Ce dernier ajoute qu'aucun participant n’a encore annulé son inscription à ce jour. Du Côté de l'Awex (Agence wallonne à l'Exportation), qui coordonne l'animation et la présence des exposants publics et privés sur le Pavillon belge situé en haut des célèbres marches, on n'a pas non plus dû faire face jusqu'à présent à des souhaits de désistement. "Juste quelques rares questions, d'allleurs légitimes", insiste-t-on, confiant.

Reste que la soudaine multiplication des cas d’infection en Italie plus proche pourraient attiser les réactions préventives. "Pas mal de patrons s’inquiètent des risques encourus par le personnel qu’ils vont envoyer à Cannes", abonde Serge Fautré, le Président sortant de l’Union professionnelle du secteur immobilier (UPSI), par ailleurs CEO d'AG Real Estate, qui disposera d'un stand sur la Croisette. Pour lui, les deux prochains jours devraient être stratégiques pour transformer ou non l'inquiétude qui sourd chez les patrons belges en décision de faire ou non l’impasse sur l’événement, souvent qualifié d’incontournable par le secteur.

Seafood: dernière bruxelloise ou pas?

Le plus grand salon professionnel international organisé au Heysel - pour la dernière fois cette année - doit avoir lieu du 21 au 23 avril prochain. Les années précédentes, le SeaFood comptait un nombre de participants chinois et asiatiques important. Et pas des seconds couteaux. Et toutes les chambres d'hôtel de Bruxelles et de son Hinterland étaient louées au prix fort par les participants venus du monde entier vanter ou sentir leur poisson. Annulée ou pas, la dernière édition bruxelloise de cette foire de dimension hors catégorie devrait subir les effets de ce que certains n’hésitent plus à appeler une pandémie, depuis les derniers foyers confirmés en Corée du Sud et en Italie. Contactés, les organisateurs de SeaFood n’ont pas répondu à nos questions.

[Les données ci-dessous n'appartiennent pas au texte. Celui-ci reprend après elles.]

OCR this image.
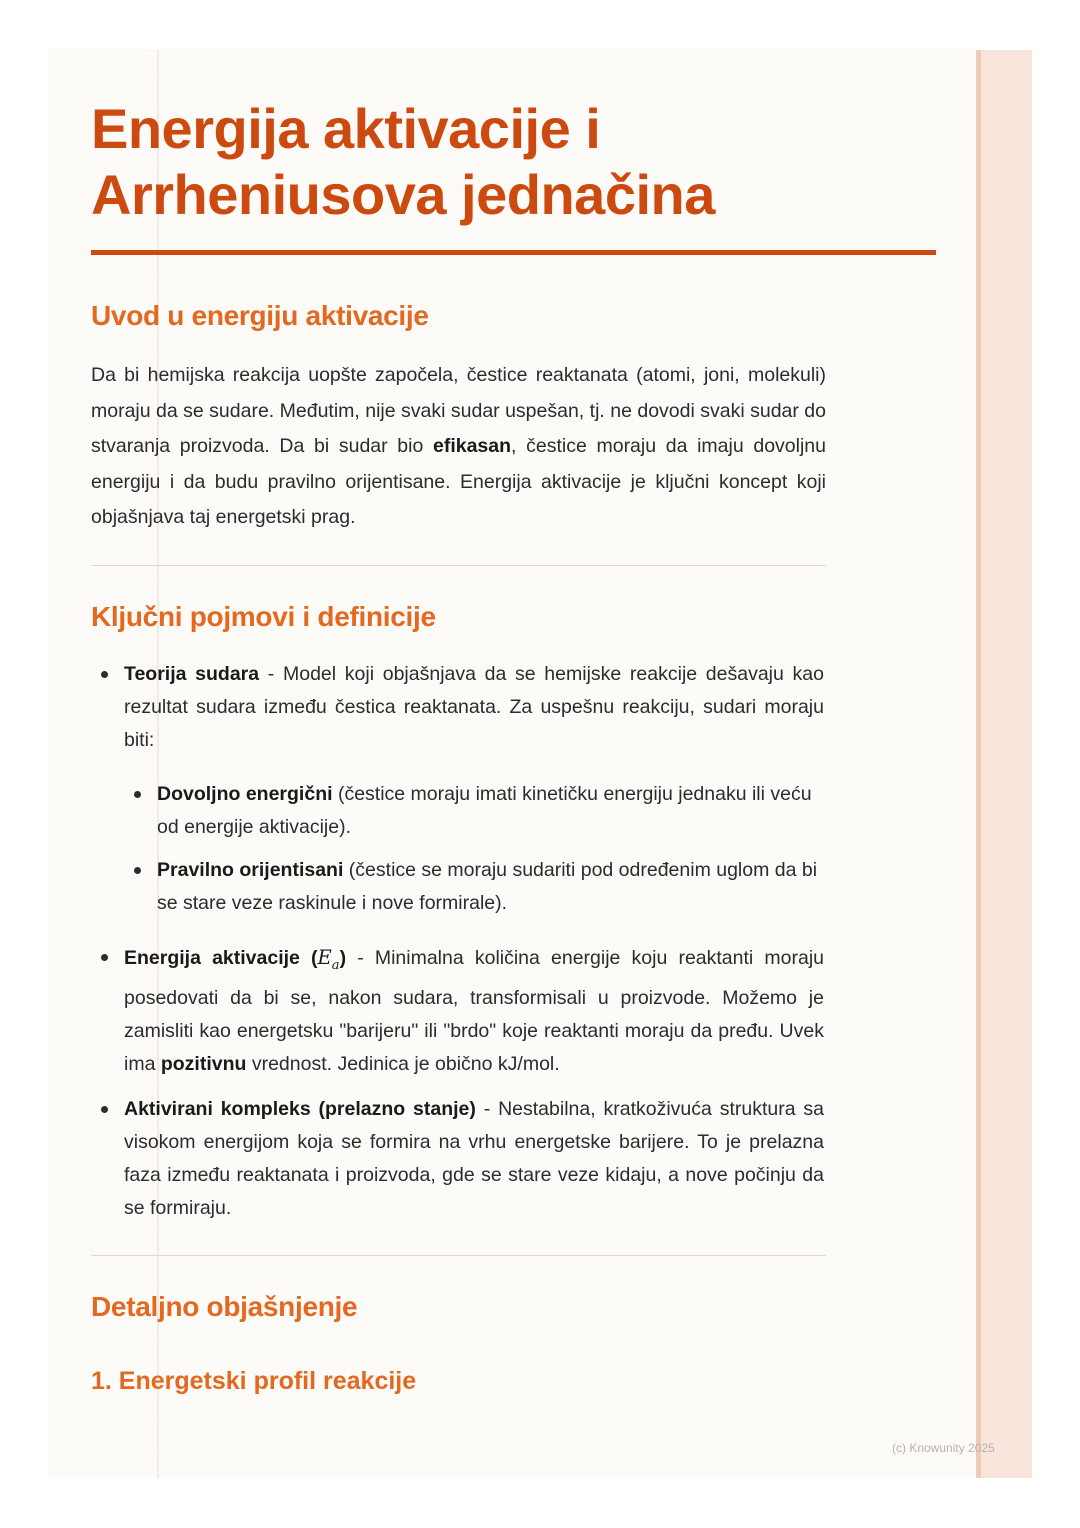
Energija aktivacije i Arrheniusova jednačina
Uvod u energiju aktivacije

Da bi hemijska reakcija uopšte započela, čestice reaktanata (atomi, joni, molekuli) moraju da se sudare. Međutim, nije svaki sudar uspešan, tj. ne dovodi svaki sudar do stvaranja proizvoda. Da bi sudar bio efikasan, čestice moraju da imaju dovoljnu energiju i da budu pravilno orijentisane. Energija aktivacije je ključni koncept koji objašnjava taj energetski prag.

Ključni pojmovi i definicije

Teorija sudara - Model koji objašnjava da se hemijske reakcije dešavaju kao rezultat sudara između čestica reaktanata. Za uspešnu reakciju, sudari moraju biti:

Dovoljno energični (čestice moraju imati kinetičku energiju jednaku ili veću od energije aktivacije).

Pravilno orijentisani (čestice se moraju sudariti pod određenim uglom da bi se stare veze raskinule i nove formirale).

Energija aktivacije $(E_a)$ - Minimalna količina energije koju reaktanti moraju posedovati da bi se, nakon sudara, transformisali u proizvode. Možemo je zamisliti kao energetsku "barijeru" ili "brdo" koje reaktanti moraju da pređu. Uvek ima pozitivnu vrednost. Jedinica je obično kJ/mol.

Aktivirani kompleks (prelazno stanje) - Nestabilna, kratkoživuća struktura sa visokom energijom koja se formira na vrhu energetske barijere. To je prelazna faza između reaktanata i proizvoda, gde se stare veze kidaju, a nove počinju da se formiraju.

Detaljno objašnjenje
1. Energetski profil reakcije
(c) Knowunity 2025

Pour les organisateurs de salon, c’est en tout cas le casse-tête intégral. "Deux mois avant un salon, toutes les dépenses d’un organisateur ont déjà été engagées. Si la crise se confirme, il faudra faire le dos rond et passer l’année", détaille Eric Everard. Annuler un salon quelques semaines avant son organisation se traduit en perte sèche. Pour l'instant, ce sont surtout les organisateurs allemands qui souffrent le plus de la crise, surtout qu'ils font souvent un copier-coller de leur salon en Chine.

Mais la relative bonne nouvelle pour le secteur, c'est qu'une bonne partie de la saison est déjà passée. La saison commence en septembre et finit fin avril. Donc, 75 à 80% des salons sont déjà passés. Après, on espère que le retour des beaux jours aura raison de ce virus.